There's more "cautionary tale" in this article from the Daily Beast, which is primarily about national cable rights but issues the same "bubble bursting" warning and concludes:
The brazen economics of modern sports are being revealed and dismantled by the Internet, and the coming fumble-pile of desperate industry participants should make for some great viewing. That’ll be bad news for $30 million-a-year over-the-hill third basemen, the greater fools who pay them, and the unknowingly subsidized superfans who love them.

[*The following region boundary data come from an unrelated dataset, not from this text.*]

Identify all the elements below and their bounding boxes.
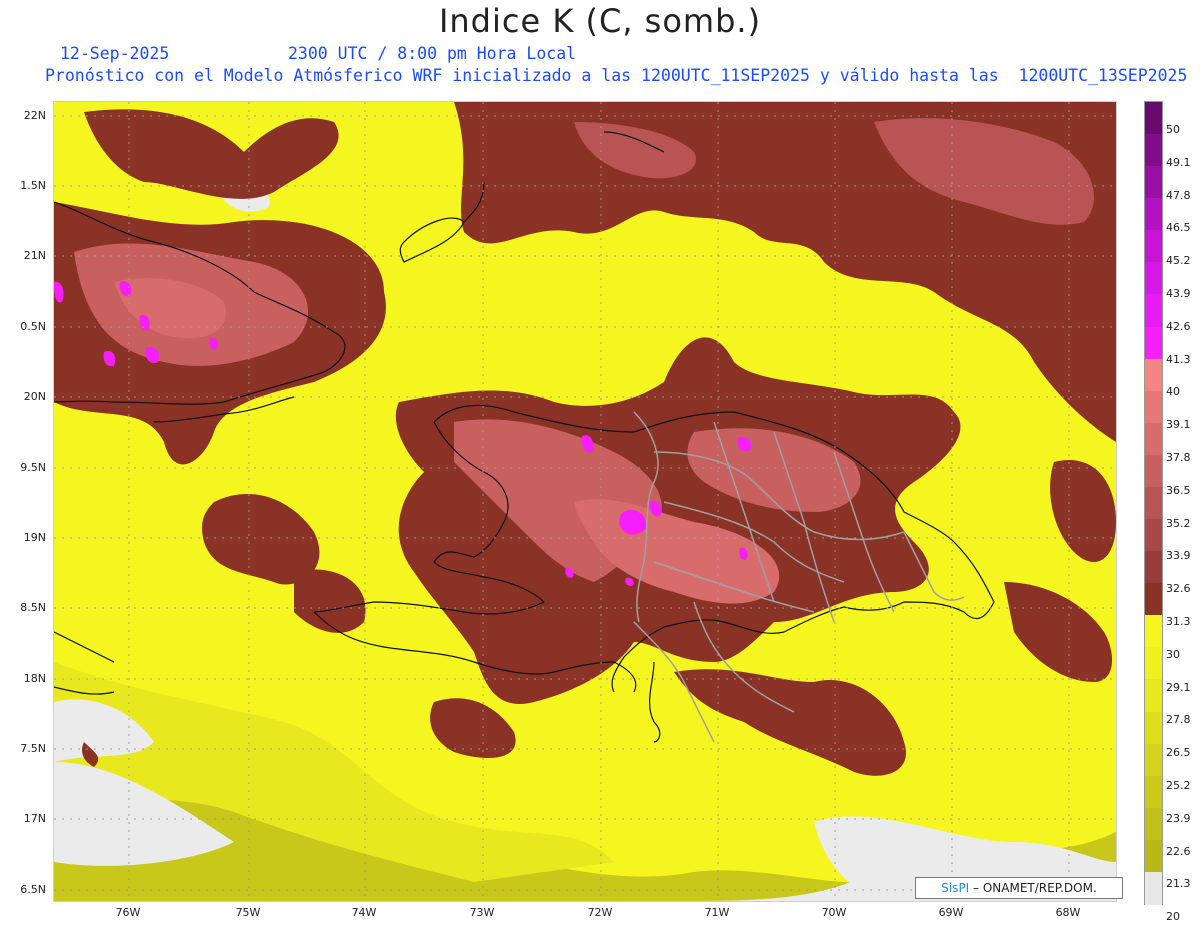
- lon-label: 75W: [235, 906, 261, 919]
- lon-label: 69W: [938, 906, 964, 919]
- colorbar: [1144, 101, 1163, 905]
- colorbar-tick-label: 32.6: [1166, 582, 1191, 596]
- colorbar-segment: [1145, 551, 1162, 585]
- colorbar-tick-label: 46.5: [1166, 221, 1191, 235]
- forecast-valid-time: 2300 UTC / 8:00 pm Hora Local: [288, 44, 577, 63]
- colorbar-segment: [1145, 198, 1162, 232]
- colorbar-tick-label: 45.2: [1166, 254, 1191, 268]
- credit-text: – ONAMET/REP.DOM.: [973, 881, 1097, 895]
- lon-label: 70W: [821, 906, 847, 919]
- colorbar-tick-label: 37.8: [1166, 451, 1191, 464]
- colorbar-tick-label: 47.8: [1166, 188, 1191, 202]
- colorbar-segment: [1145, 839, 1162, 873]
- lat-label: 1.5N: [20, 179, 46, 192]
- lat-label: 18N: [23, 672, 46, 685]
- lat-label: 0.5N: [20, 320, 46, 333]
- lon-label: 68W: [1055, 906, 1081, 919]
- colorbar-segment: [1145, 775, 1162, 809]
- colorbar-segment: [1145, 807, 1162, 841]
- colorbar-tick-label: 21.3: [1166, 877, 1191, 891]
- lon-label: 71W: [704, 906, 730, 919]
- colorbar-segment: [1145, 294, 1162, 328]
- colorbar-tick-label: 25.2: [1166, 779, 1191, 792]
- colorbar-segment: [1145, 358, 1162, 392]
- colorbar-segment: [1145, 647, 1162, 681]
- forecast-date: 12-Sep-2025: [60, 44, 170, 63]
- colorbar-segment: [1145, 743, 1162, 777]
- colorbar-tick-label: 29.1: [1166, 680, 1191, 694]
- colorbar-tick-label: 31.3: [1166, 615, 1191, 628]
- colorbar-tick-label: 36.5: [1166, 483, 1191, 497]
- colorbar-segment: [1145, 166, 1162, 200]
- colorbar-tick-label: 39.1: [1166, 418, 1191, 432]
- colorbar-segment: [1145, 262, 1162, 296]
- colorbar-tick-label: 27.8: [1166, 713, 1191, 727]
- colorbar-tick-label: 35.2: [1166, 516, 1191, 530]
- colorbar-segment: [1145, 583, 1162, 617]
- colorbar-segment: [1145, 134, 1162, 168]
- lat-label: 21N: [23, 249, 46, 262]
- lat-label: 6.5N: [20, 883, 46, 896]
- colorbar-segment: [1145, 102, 1162, 135]
- colorbar-tick-label: 42.6: [1166, 319, 1191, 333]
- lon-label: 74W: [351, 906, 377, 919]
- colorbar-segment: [1145, 390, 1162, 424]
- colorbar-segment: [1145, 422, 1162, 456]
- lon-label: 72W: [587, 906, 613, 919]
- colorbar-tick-label: 40: [1166, 385, 1180, 399]
- map-title: Indice K (C, somb.): [438, 2, 762, 40]
- lat-label: 22N: [23, 109, 46, 122]
- colorbar-tick-label: 30: [1166, 647, 1180, 661]
- colorbar-segment: [1145, 454, 1162, 488]
- colorbar-tick-label: 43.9: [1166, 287, 1191, 300]
- colorbar-segment: [1145, 711, 1162, 745]
- colorbar-segment: [1145, 486, 1162, 520]
- colorbar-tick-label: 41.3: [1166, 352, 1191, 366]
- colorbar-segment: [1145, 519, 1162, 553]
- colorbar-tick-label: 33.9: [1166, 549, 1191, 563]
- colorbar-tick-label: 20: [1166, 910, 1180, 924]
- colorbar-segment: [1145, 615, 1162, 649]
- lon-label: 76W: [115, 906, 141, 919]
- colorbar-segment: [1145, 871, 1162, 905]
- lat-label: 8.5N: [20, 601, 46, 614]
- model-run-note: Pronóstico con el Modelo Atmósferico WRF…: [45, 66, 1188, 85]
- colorbar-segment: [1145, 679, 1162, 713]
- lat-label: 17N: [23, 812, 46, 825]
- lat-label: 20N: [23, 390, 46, 403]
- colorbar-segment: [1145, 326, 1162, 360]
- colorbar-segment: [1145, 230, 1162, 264]
- credit-box: SisPI – ONAMET/REP.DOM.: [915, 877, 1123, 899]
- colorbar-tick-label: 26.5: [1166, 746, 1191, 760]
- k-index-field: [54, 102, 1116, 901]
- colorbar-tick-label: 23.9: [1166, 811, 1191, 825]
- k-index-map: [53, 101, 1117, 902]
- colorbar-tick-label: 22.6: [1166, 844, 1191, 858]
- lat-label: 19N: [23, 531, 46, 544]
- lat-label: 7.5N: [20, 742, 46, 755]
- lat-label: 9.5N: [20, 461, 46, 474]
- lon-label: 73W: [469, 906, 495, 919]
- colorbar-tick-label: 49.1: [1166, 155, 1191, 169]
- sispi-logo-text: SisPI: [941, 881, 970, 895]
- colorbar-tick-label: 50: [1166, 123, 1180, 136]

It's entirely possible that Kenney is correct, that the Cubs can launch a stand-alone network four offseasons from now and pocket many billions of dollars that would put the Cubs on a financial par with the top clubs in baseball. It seems to me, though, that things in the sports broadcast landscape are changing so rapidly that no one could possibly predict what it will look like as the calendar turns from 2019 to 2020. It's a big-money bet the Cubs (and really, all sports teams and leagues) are making. For our favorite team's sake, let's hope they're right.